Art finds that he has a greater appreciation for leading a balanced life these days, a lesson learned during one especially demanding period in his life when he found himself overwhelmed. “I was trying to handle too many things at once,” he explained. “It’s a typical thing with older parents. My father was 62 when I was 10, and as a young adult I helped my parents a lot. And I helped at church. And I was a husband and a teacher. It was a lot to juggle, trying to be there for them, while making them understand I had other obligations too. That time period in my life gave me some powerful lessons and a foundation I’ve used ever since.” Art leaned in, pointing upward at God and confided, “Chavez opening at exactly the right time in ’05, right when I was ready to be their band teacher, felt like the nudge I needed to move forward.”
Inspiration for Others
The way Art radiates enthusiasm when he talks about music offers a glimpse of what has drawn students to him over the decades. He shared, “What l love about music is how it makes you feel. It’s therapeutic. The feeling you get from certain jazz will make you follow your favorites! My father would play jazz all around town for people with his own twist: Gospel music with a stride piano twist. Stride piano,” he clarified, “is playing bass and tenor in the left hand while achieving the melody with the right hand. Scott Joplin was one of the first to popularize it; Fats Domino and many others all had their own genre in which they used the stride technique.”
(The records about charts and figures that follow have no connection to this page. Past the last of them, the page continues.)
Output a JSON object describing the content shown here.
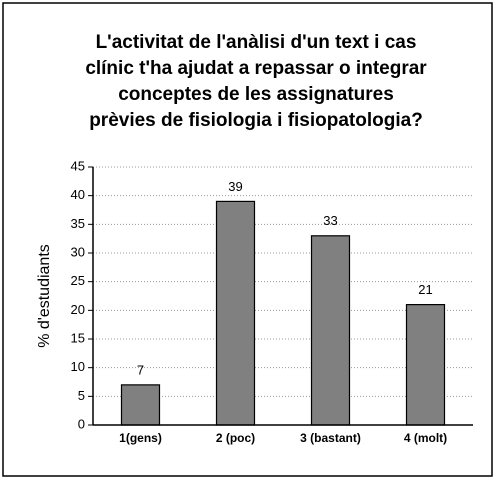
{
  "chart_data": {
    "type": "bar",
    "title": [
      "L'activitat de l'anàlisi d'un text i cas",
      "clínic t'ha ajudat a repassar o integrar",
      "conceptes de les assignatures",
      "prèvies de fisiologia i fisiopatologia?"
    ],
    "y_label": "% d'estudiants",
    "categories": [
      "1(gens)",
      "2 (poc)",
      "3 (bastant)",
      "4 (molt)"
    ],
    "values": [
      7,
      39,
      33,
      21
    ],
    "color": "#808080",
    "ylim": [
      0,
      45
    ],
    "yticks": [
      0,
      5,
      10,
      15,
      20,
      25,
      30,
      35,
      40,
      45
    ],
    "grid": true
  }
}
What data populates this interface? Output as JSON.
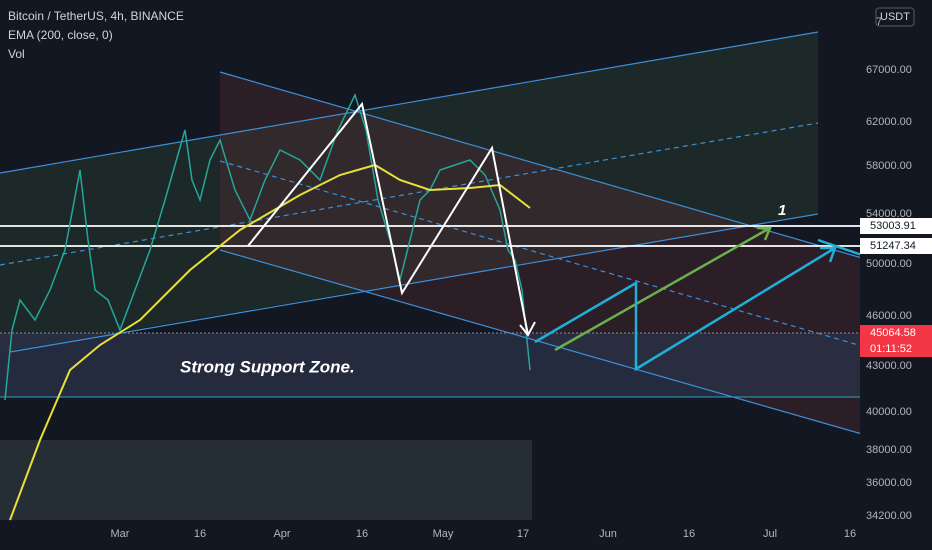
{
  "header": {
    "symbol": "Bitcoin / TetherUS, 4h, BINANCE",
    "indicator": "EMA (200, close, 0)",
    "volume": "Vol"
  },
  "currency": "USDT",
  "price_axis": [
    "7",
    "67000.00",
    "62000.00",
    "58000.00",
    "54000.00",
    "50000.00",
    "46000.00",
    "43000.00",
    "40000.00",
    "38000.00",
    "36000.00",
    "34200.00"
  ],
  "time_axis": [
    "Mar",
    "16",
    "Apr",
    "16",
    "May",
    "17",
    "Jun",
    "16",
    "Jul",
    "16"
  ],
  "price_tags": [
    "53003.91",
    "51247.34",
    "45064.58",
    "01:11:52"
  ],
  "annotations": {
    "support": "Strong Support  Zone.",
    "target": "1"
  }
}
Ever the teacher, Art has a suggestion for anyone who would like to explore jazz for the first time, saying a fun way is to “start with now and work backwards. Look up Wynton Marsalis, New Orleans, and bridge out to his brother Branford Marsalis, and their father Ellis, and just listen to all that you can. Music teaches us to strive for excellence but also to find a balance. Never stop enjoying the moment,” he urged. It’s a message that always resonated with his students but applies to everyone.
“So much of life is a full circle,” he concluded. “Going to school, then ending up teaching where I came from, literally a full circle.” He finds this analogy describes all his experiences from the earliest to his education and profession and shared this advice. “Appreciate how those circles of life teach you to appreciate life and growth and what’s important, which is people and love! I’ve been fortunate to develop my teaching around my passion and when you love something you bring something special to the table before anything even starts. Bottle that and make the passion part of your world; it’s very special.”